Need proof of html 3.x being better for SE's

Forum Moderators: open

Message Too Old, No Replies

Need proof of html 3.x being better for SE's

grnidone

4:08 pm on Apr 17, 2001 (gmt 0)

One of the producers for a client asked me that if they were going to make a web page, which should they use, HTML 3.x or 4.x.

My answer "Probably 3.x. Browsers can all read 3.x because 4 builds on it, and search engine spiders are very friendly to old technology."

I think I am right, but I need proof.
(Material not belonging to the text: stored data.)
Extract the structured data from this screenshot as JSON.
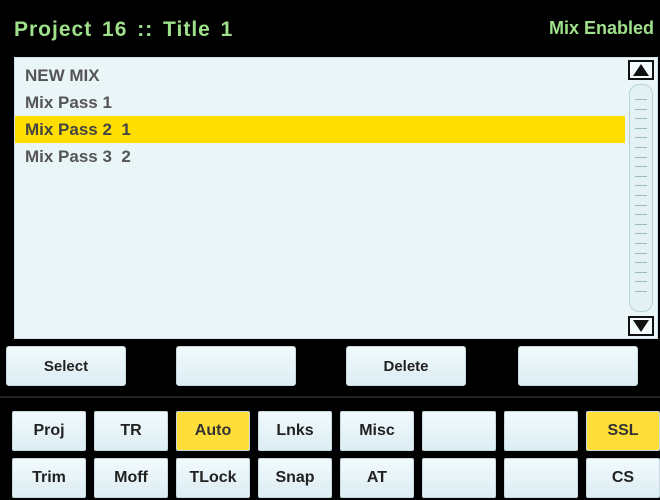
{
  "header": {
    "title": "Project  16  ::  Title  1",
    "status": "Mix Enabled"
  },
  "mix_list": {
    "items": [
      {
        "label": "NEW MIX",
        "selected": false
      },
      {
        "label": "Mix Pass 1",
        "selected": false
      },
      {
        "label": "Mix Pass 2  1",
        "selected": true
      },
      {
        "label": "Mix Pass 3  2",
        "selected": false
      }
    ]
  },
  "softkeys": [
    "Select",
    "",
    "Delete",
    ""
  ],
  "bottom_keys": {
    "row1": [
      {
        "label": "Proj",
        "active": false
      },
      {
        "label": "TR",
        "active": false
      },
      {
        "label": "Auto",
        "active": true
      },
      {
        "label": "Lnks",
        "active": false
      },
      {
        "label": "Misc",
        "active": false
      },
      {
        "label": "",
        "active": false
      },
      {
        "label": "",
        "active": false
      },
      {
        "label": "SSL",
        "active": true
      }
    ],
    "row2": [
      {
        "label": "Trim",
        "active": false
      },
      {
        "label": "Moff",
        "active": false
      },
      {
        "label": "TLock",
        "active": false
      },
      {
        "label": "Snap",
        "active": false
      },
      {
        "label": "AT",
        "active": false
      },
      {
        "label": "",
        "active": false
      },
      {
        "label": "",
        "active": false
      },
      {
        "label": "CS",
        "active": false
      }
    ]
  },
  "colors": {
    "title_green": "#9fe08a",
    "highlight_yellow": "#ffde00",
    "panel_bg": "#eaf5f8",
    "background": "#000000"
  }
}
Anyone have anything off the top of their head?

-G

Xoc

6:18 pm on Apr 17, 2001 (gmt 0)

I would say use XHTML 1.0, but use the feature set of HTML 3.2.

grnidone

7:42 pm on Apr 17, 2001 (gmt 0)

OK...What is the reasoning behind that decision? I am having a difficult time trying to figure a way to say it such that non techies will understand.
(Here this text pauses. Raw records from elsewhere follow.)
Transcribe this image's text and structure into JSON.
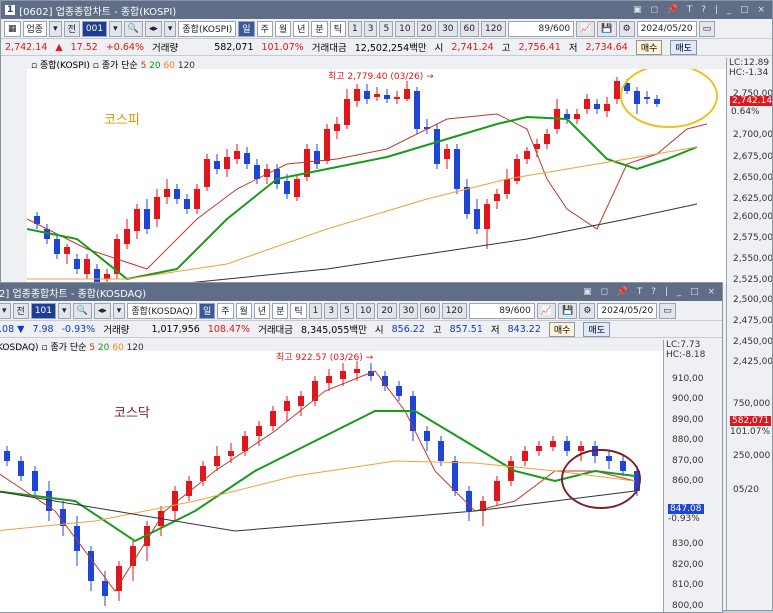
{
  "kospi": {
    "window_title": "[0602] 업종종합차트 - 종합(KOSPI)",
    "window_number": "1",
    "window_controls": "▣ ◻ 📌 T ? | _ □ ×",
    "toolbar": {
      "type_label": "업종",
      "prev_label": "전",
      "code": "001",
      "name": "종합(KOSPI)",
      "periods": [
        "일",
        "주",
        "월",
        "년",
        "분",
        "틱"
      ],
      "minutes": [
        "1",
        "3",
        "5",
        "10",
        "20",
        "30",
        "60",
        "120"
      ],
      "count": "89/600",
      "date": "2024/05/20"
    },
    "info": {
      "price": "2,742.14",
      "change": "17.52",
      "change_pct": "+0.64%",
      "volume_label": "거래량",
      "volume": "582,071",
      "volume_pct": "101.07%",
      "amount_label": "거래대금",
      "amount": "12,502,254백만",
      "open_label": "시",
      "open": "2,741.24",
      "high_label": "고",
      "high": "2,756.41",
      "low_label": "저",
      "low": "2,734.64",
      "buy_label": "매수",
      "sell_label": "매도"
    },
    "legend": {
      "name": "종합(KOSPI)",
      "ma_label": "종가 단순",
      "ma": [
        "5",
        "20",
        "60",
        "120"
      ]
    },
    "annotation": "최고 2,779.40 (03/26) →",
    "big_label": "코스피",
    "axis_ticks": [
      "2,750,00",
      "2,725,00",
      "2,700,00",
      "2,675,00",
      "2,650,00",
      "2,625,00",
      "2,600,00",
      "2,575,00",
      "2,550,00",
      "2,525,00",
      "2,500,00",
      "2,475,00",
      "2,450,00",
      "2,425,00"
    ],
    "axis_lc": "LC:12.89",
    "axis_hc": "HC:-1.34",
    "price_flag": "2,742.14",
    "price_flag_pct": "0.64%",
    "vol_ticks": [
      "750,000",
      "250,000"
    ],
    "vol_flag": "582,071",
    "vol_flag_pct": "101.07%",
    "date_axis": "05/20"
  },
  "kosdaq": {
    "window_title": "2] 업종종합차트 - 종합(KOSDAQ)",
    "window_controls": "▣ ◻ 📌 T ? | _ □ ×",
    "toolbar": {
      "prev_label": "전",
      "code": "101",
      "name": "종합(KOSDAQ)",
      "periods": [
        "일",
        "주",
        "월",
        "년",
        "분",
        "틱"
      ],
      "minutes": [
        "1",
        "3",
        "5",
        "10",
        "20",
        "30",
        "60",
        "120"
      ],
      "count": "89/600",
      "date": "2024/05/20"
    },
    "info": {
      "price": ".08 ▼",
      "change": "7.98",
      "change_pct": "-0.93%",
      "volume_label": "거래량",
      "volume": "1,017,956",
      "volume_pct": "108.47%",
      "amount_label": "거래대금",
      "amount": "8,345,055백만",
      "open_label": "시",
      "open": "856.22",
      "high_label": "고",
      "high": "857.51",
      "low_label": "저",
      "low": "843.22",
      "buy_label": "매수",
      "sell_label": "매도"
    },
    "legend": {
      "name": "KOSDAQ)",
      "ma_label": "종가 단순",
      "ma": [
        "5",
        "20",
        "60",
        "120"
      ]
    },
    "annotation": "최고 922.57 (03/26) →",
    "big_label": "코스닥",
    "axis_ticks": [
      "910,00",
      "900,00",
      "890,00",
      "880,00",
      "870,00",
      "860,00",
      "850,00",
      "840,00",
      "830,00",
      "820,00",
      "810,00",
      "800,00"
    ],
    "axis_lc": "LC:7.73",
    "axis_hc": "HC:-8.18",
    "price_flag": "847.08",
    "price_flag_pct": "-0.93%"
  },
  "colors": {
    "up": "#e0161a",
    "down": "#1f45d6",
    "ma5": "#c0392b",
    "ma20": "#1a9a1a",
    "ma60": "#f0a040",
    "ma120": "#333333",
    "highlight_yellow": "#f0c020",
    "highlight_maroon": "#7a1f2a"
  }
}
The closest thing I can come up with is that "spiders like old technology." Simple html text is the best.

But I need a little more than that.

-G

msgraph

8:05 pm on Apr 17, 2001 (gmt 0)

All of my pages/sites are in HTML 3.x. Have been and will be for some time to come. Until they firmly acknowledge that they want all submitted sites to be in a new format or else they will not accept them, then I'm straight 3.x.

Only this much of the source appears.